The mother of a young autistic man, who she was told to lock in a room and forget about, is asking the public to send him cards on his 30th birthday later this week.
Sharon Connolly fears her son Barry, who adores opening cards, will only get two on Thursday when he celebrates his milestone big day.
Barry, from Ballivor, Co Meath, loves receiving cards in the post and spends hours pouring over their verses and where they came from.
Sharon says he does not want a fuss for his birthday, but she knows he would love to see a load of cards dropping through the letterbox.
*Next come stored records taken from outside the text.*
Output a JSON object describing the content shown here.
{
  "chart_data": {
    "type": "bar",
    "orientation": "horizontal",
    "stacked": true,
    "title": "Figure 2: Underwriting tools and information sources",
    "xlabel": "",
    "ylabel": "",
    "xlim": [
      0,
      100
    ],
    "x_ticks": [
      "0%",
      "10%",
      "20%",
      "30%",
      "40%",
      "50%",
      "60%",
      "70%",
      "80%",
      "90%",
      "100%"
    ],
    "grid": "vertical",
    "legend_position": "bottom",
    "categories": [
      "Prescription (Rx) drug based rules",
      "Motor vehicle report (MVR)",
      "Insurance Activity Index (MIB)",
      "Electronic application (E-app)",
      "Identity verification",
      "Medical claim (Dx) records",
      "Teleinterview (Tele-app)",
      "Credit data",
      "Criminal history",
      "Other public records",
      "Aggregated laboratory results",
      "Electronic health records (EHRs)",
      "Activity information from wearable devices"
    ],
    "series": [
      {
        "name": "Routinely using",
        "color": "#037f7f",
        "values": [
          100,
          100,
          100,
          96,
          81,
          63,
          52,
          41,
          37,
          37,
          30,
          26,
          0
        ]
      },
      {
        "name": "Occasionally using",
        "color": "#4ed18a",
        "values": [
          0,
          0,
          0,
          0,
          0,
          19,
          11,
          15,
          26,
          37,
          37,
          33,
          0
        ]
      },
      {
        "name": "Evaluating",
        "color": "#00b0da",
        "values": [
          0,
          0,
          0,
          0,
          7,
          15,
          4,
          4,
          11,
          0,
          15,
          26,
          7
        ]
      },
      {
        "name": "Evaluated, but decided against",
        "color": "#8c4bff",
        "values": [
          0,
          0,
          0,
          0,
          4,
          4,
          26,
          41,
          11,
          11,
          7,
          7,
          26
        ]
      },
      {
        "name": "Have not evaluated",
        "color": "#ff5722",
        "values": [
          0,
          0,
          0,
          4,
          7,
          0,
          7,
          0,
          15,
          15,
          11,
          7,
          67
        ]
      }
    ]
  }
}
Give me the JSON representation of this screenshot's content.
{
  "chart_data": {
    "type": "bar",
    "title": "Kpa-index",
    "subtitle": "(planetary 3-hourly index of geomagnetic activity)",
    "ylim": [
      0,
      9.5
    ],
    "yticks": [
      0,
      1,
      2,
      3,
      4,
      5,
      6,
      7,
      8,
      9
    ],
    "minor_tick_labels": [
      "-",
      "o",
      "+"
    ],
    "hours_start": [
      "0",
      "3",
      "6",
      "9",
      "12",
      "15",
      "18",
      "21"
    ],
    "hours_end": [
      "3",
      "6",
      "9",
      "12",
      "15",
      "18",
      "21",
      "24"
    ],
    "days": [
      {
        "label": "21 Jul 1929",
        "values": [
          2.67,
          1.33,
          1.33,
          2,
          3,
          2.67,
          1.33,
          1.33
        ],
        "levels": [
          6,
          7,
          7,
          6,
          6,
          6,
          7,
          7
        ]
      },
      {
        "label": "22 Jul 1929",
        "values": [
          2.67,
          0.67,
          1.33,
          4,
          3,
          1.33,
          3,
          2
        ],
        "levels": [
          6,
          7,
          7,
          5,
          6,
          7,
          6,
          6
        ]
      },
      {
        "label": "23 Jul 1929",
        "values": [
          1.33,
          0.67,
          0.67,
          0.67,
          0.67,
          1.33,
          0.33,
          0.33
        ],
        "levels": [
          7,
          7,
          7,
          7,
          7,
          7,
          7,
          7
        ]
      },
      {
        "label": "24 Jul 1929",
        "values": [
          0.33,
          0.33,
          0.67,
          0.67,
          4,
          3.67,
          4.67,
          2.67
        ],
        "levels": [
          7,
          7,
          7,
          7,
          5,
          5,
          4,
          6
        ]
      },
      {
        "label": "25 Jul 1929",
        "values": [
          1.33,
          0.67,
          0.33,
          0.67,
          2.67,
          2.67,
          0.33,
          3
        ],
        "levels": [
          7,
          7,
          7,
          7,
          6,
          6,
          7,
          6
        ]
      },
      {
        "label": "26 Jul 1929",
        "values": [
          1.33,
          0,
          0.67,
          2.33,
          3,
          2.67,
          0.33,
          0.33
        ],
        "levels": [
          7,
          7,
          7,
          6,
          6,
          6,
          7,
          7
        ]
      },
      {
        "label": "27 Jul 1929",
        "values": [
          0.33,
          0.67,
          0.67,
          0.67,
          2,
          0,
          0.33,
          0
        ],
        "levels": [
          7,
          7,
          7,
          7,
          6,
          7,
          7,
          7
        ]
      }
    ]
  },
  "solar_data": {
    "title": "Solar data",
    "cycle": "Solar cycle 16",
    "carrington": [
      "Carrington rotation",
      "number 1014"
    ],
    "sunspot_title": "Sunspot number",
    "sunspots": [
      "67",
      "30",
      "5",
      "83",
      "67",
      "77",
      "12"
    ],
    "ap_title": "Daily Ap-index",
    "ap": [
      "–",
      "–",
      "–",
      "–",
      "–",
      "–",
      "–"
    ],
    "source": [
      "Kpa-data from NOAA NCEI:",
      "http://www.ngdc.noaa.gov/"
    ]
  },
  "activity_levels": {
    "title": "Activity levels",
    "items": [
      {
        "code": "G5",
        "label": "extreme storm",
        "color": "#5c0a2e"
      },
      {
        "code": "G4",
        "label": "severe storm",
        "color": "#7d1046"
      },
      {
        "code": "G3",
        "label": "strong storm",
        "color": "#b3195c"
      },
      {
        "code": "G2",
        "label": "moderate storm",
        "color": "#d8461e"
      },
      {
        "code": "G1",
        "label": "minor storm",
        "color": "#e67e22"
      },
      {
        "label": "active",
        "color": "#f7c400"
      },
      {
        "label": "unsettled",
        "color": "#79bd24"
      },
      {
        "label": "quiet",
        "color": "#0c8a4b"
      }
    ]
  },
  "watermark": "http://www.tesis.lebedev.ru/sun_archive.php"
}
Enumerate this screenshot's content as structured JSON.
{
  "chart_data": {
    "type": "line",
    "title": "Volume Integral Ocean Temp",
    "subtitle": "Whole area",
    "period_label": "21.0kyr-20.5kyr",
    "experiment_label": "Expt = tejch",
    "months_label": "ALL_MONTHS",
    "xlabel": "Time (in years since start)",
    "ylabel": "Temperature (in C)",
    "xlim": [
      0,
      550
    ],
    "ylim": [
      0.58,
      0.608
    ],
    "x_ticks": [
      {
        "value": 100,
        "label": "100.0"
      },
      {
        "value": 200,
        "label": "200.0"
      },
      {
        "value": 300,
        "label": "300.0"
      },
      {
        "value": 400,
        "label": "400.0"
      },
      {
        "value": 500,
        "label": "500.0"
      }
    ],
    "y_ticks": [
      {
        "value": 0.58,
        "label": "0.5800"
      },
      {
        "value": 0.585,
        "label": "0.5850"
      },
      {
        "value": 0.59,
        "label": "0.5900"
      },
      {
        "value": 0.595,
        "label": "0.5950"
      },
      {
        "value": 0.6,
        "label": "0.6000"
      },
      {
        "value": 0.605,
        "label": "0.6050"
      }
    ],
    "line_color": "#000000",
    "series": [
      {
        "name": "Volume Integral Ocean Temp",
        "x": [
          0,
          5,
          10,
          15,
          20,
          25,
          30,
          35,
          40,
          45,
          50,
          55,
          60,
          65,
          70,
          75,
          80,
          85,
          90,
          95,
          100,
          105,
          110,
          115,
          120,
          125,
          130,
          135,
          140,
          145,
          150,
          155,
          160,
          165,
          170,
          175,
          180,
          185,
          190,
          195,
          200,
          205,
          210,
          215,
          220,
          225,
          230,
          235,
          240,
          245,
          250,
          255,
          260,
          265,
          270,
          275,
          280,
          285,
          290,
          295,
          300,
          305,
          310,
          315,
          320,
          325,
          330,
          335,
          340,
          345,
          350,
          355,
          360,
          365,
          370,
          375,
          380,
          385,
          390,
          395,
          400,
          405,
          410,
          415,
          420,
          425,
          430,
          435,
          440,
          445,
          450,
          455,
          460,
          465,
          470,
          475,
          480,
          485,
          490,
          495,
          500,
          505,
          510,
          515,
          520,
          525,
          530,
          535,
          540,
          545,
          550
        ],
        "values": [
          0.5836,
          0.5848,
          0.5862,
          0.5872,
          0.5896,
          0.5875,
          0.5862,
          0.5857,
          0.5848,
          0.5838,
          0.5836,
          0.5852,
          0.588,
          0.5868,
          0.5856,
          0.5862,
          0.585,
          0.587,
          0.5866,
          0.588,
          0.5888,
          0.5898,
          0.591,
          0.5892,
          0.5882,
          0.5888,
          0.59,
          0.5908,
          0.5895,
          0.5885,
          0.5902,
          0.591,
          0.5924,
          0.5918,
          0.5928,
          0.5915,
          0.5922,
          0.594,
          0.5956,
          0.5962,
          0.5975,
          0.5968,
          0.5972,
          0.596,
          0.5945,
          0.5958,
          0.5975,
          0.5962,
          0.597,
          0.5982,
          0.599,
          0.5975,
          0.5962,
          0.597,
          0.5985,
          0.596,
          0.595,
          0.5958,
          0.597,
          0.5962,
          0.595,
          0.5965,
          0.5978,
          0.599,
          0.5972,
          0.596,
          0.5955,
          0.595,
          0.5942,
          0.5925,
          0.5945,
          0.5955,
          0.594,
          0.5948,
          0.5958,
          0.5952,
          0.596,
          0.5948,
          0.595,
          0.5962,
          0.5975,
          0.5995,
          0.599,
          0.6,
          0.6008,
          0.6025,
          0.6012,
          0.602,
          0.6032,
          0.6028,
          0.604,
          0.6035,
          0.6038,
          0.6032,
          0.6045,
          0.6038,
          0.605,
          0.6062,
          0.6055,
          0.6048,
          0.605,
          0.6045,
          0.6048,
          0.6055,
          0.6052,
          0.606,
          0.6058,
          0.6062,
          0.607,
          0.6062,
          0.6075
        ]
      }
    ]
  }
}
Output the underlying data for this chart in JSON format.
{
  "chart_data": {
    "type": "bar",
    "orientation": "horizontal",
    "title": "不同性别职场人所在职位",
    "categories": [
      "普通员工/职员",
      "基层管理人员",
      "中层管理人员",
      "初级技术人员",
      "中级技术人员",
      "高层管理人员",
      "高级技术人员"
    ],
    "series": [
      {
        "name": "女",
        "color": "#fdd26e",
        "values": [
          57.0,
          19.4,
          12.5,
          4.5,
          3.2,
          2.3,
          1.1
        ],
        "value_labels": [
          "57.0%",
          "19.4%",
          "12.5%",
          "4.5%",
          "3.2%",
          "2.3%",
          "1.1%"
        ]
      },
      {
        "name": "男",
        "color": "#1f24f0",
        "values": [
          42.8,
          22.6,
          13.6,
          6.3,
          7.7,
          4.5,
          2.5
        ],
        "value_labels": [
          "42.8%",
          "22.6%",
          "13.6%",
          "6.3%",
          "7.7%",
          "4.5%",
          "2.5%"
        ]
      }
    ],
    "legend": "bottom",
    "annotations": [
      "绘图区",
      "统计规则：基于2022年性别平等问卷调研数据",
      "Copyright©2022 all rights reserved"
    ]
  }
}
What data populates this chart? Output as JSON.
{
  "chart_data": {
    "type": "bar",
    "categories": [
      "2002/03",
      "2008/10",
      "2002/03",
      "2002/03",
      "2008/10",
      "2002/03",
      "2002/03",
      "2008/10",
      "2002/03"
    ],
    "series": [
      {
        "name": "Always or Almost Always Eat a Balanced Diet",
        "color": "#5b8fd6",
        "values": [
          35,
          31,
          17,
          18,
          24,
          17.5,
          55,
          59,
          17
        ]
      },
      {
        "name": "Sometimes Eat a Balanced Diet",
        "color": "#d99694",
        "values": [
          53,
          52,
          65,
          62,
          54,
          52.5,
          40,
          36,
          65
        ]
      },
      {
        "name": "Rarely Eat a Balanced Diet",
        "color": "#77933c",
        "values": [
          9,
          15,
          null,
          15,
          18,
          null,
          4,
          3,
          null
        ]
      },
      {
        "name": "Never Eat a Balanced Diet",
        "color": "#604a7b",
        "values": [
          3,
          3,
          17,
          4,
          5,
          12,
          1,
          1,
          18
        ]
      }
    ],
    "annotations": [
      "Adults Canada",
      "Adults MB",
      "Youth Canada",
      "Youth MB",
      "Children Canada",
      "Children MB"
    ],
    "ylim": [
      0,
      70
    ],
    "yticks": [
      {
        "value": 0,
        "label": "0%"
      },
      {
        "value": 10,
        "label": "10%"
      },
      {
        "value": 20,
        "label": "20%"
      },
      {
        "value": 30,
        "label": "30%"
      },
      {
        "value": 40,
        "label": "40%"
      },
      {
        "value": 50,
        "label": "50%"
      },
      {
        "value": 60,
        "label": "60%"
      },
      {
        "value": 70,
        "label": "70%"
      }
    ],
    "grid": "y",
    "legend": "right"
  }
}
Barry has come a long way since Sharon and his dad, Seamus, were once told to lock him in a room and forget about him when he was diagnosed with autism.
Sharon spends two hours a day driving him into Praxis Care in Navan which has boosted his independence with two jobs at the Ardboyne Hotel and in St Vincent de Paul.
Barry's parents are constantly campaigning for more services for adults with autism.
"When Barry was not speaking at two years of age, he was sent for a range of tests and eventually diagnosed with autism," Sharon said.
"No one really knew about autism back then. We met with a psychologist who told us that our baby would never amount to anything.
"We were told bluntly to lock our two-year-old son in a room and forget about him. We were told he'd never be toilet-trained, never talk and never progress.
"But today, with the help of Praxis Care, to which he loves going, he works in the Ardboyne Hotel one day a week.
"He also works in St Vincent de Paul furniture shop one day a week. He feels so proud and so important with those little jobs.
"He turns 30 on Thursday, but he doesn't want a fuss, no party or cake because he doesn't like noise. He does love getting cards, though.
"You can send a card to Barry Connolly, Carranstown, Ballivor, Co Meath, if you have the time."